Tudo isso é uma das principais ameaças da espécie, junto com a guerra nuclear, a fome, a pobreza, e o colapso ecológico. Mas enquanto que frente a todas estas ameaças já há certa consciência e resistência, ante a distopia tecnológica não há absolutamente nada, além de uma ou outra reflexão lúcida que ainda não se propagou na opinião pública.
Portanto, é necessário criá-la. Deve-se fomentar uma atitude massiva de rebeldia e pensamento crítico. Tudo isto desembocará em todo um movimento social, que se poderia denominar ecotecnologia, e que deveria, entre outras ideais, fomentar o seguinte:
-Surgimento de pensadores e estudiosos que analisem a problemática e ofereçam vias de resistência.
-Criação de uma rede de divulgadores e publicistas que levem as reflexões dos teóricos para a rua, para provocar uma mudança de mentalidade.
-Fomento do pensamento crítico, assim como difusão de novos hábitos de uso frente a todo tipo de dispositivos eletrônicos.
-Aplicação da nova mentalidade, inédita nos dias de hoje, a cada uma das dimensões diárias, tendente a desvirtualizar a cotidianidade e torná-la real.
-Surgimento de ativistas sociais que combatam, mediante todo tipo de pressão (jurídica, política, midiática, popular) o enlace entre as multinacionais e o digital.

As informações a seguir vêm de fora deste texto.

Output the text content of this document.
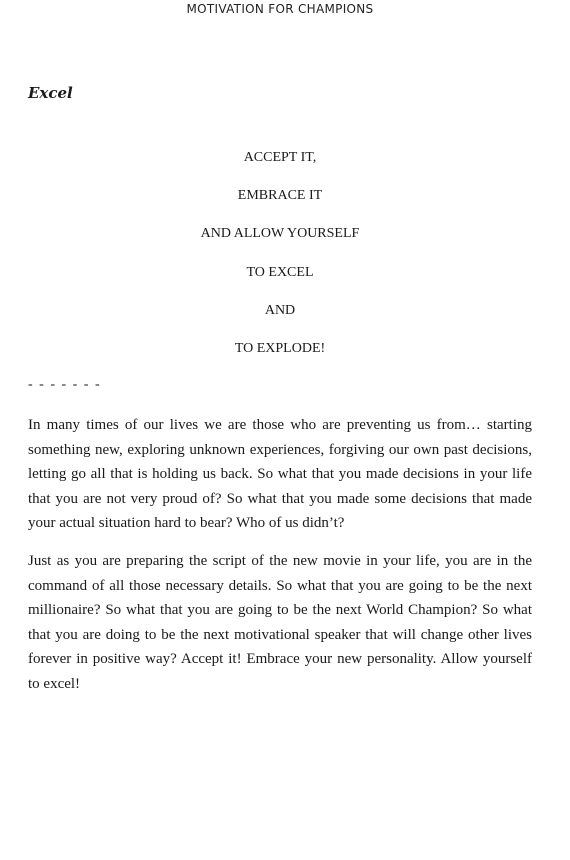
MOTIVATION FOR CHAMPIONS
Excel
ACCEPT IT,
EMBRACE IT
AND ALLOW YOURSELF
TO EXCEL
AND
TO EXPLODE!
- - - - - - -

In many times of our lives we are those who are preventing us from… starting something new, exploring unknown experiences, forgiving our own past decisions, letting go all that is holding us back. So what that you made decisions in your life that you are not very proud of? So what that you made some decisions that made your actual situation hard to bear? Who of us didn’t?

Just as you are preparing the script of the new movie in your life, you are in the command of all those necessary details. So what that you are going to be the next millionaire? So what that you are going to be the next World Champion? So what that you are doing to be the next motivational speaker that will change other lives forever in positive way? Accept it! Embrace your new personality. Allow yourself to excel!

Tememos que, caso não se produza o despertar da humanidade frente a tudo isto, só resta (é uma possibilidade real) uma minoria de inadaptados e contraculturais que, a semelhança dos homens-livro do excelente romance de Bradbury, Fahrenheit 451, preservem a liberdade e a humanidade, ainda que lhe custe a satanização por parte do resto da sociedade.
O papa Francisco, em sua já mítica Carta Encíclica “Laudatio Si”, utilizou a palavra “contracultural” para citar o modo de vida que se pudesse liberar da dinâmica totalizante da tecnologia, além de sua dimensão funcional e complementar. Simplesmente, frente a este respeito, não há mais opções: ou contracultura ou extinção.
Ou como afirma Jordi Pigem, em sua obra já citada, Pandemia e pós-verdade. A vida, a consciência e a Quarta Revolução Industrial:
“Atenção: estamos personalizando os robôs e, ao mesmo tempo, estamos robotizando as pessoas. Atenção às transformações sem precedentes em que entrou o mundo. Atenção ao mundo da vida, no presente, aqui e agora”.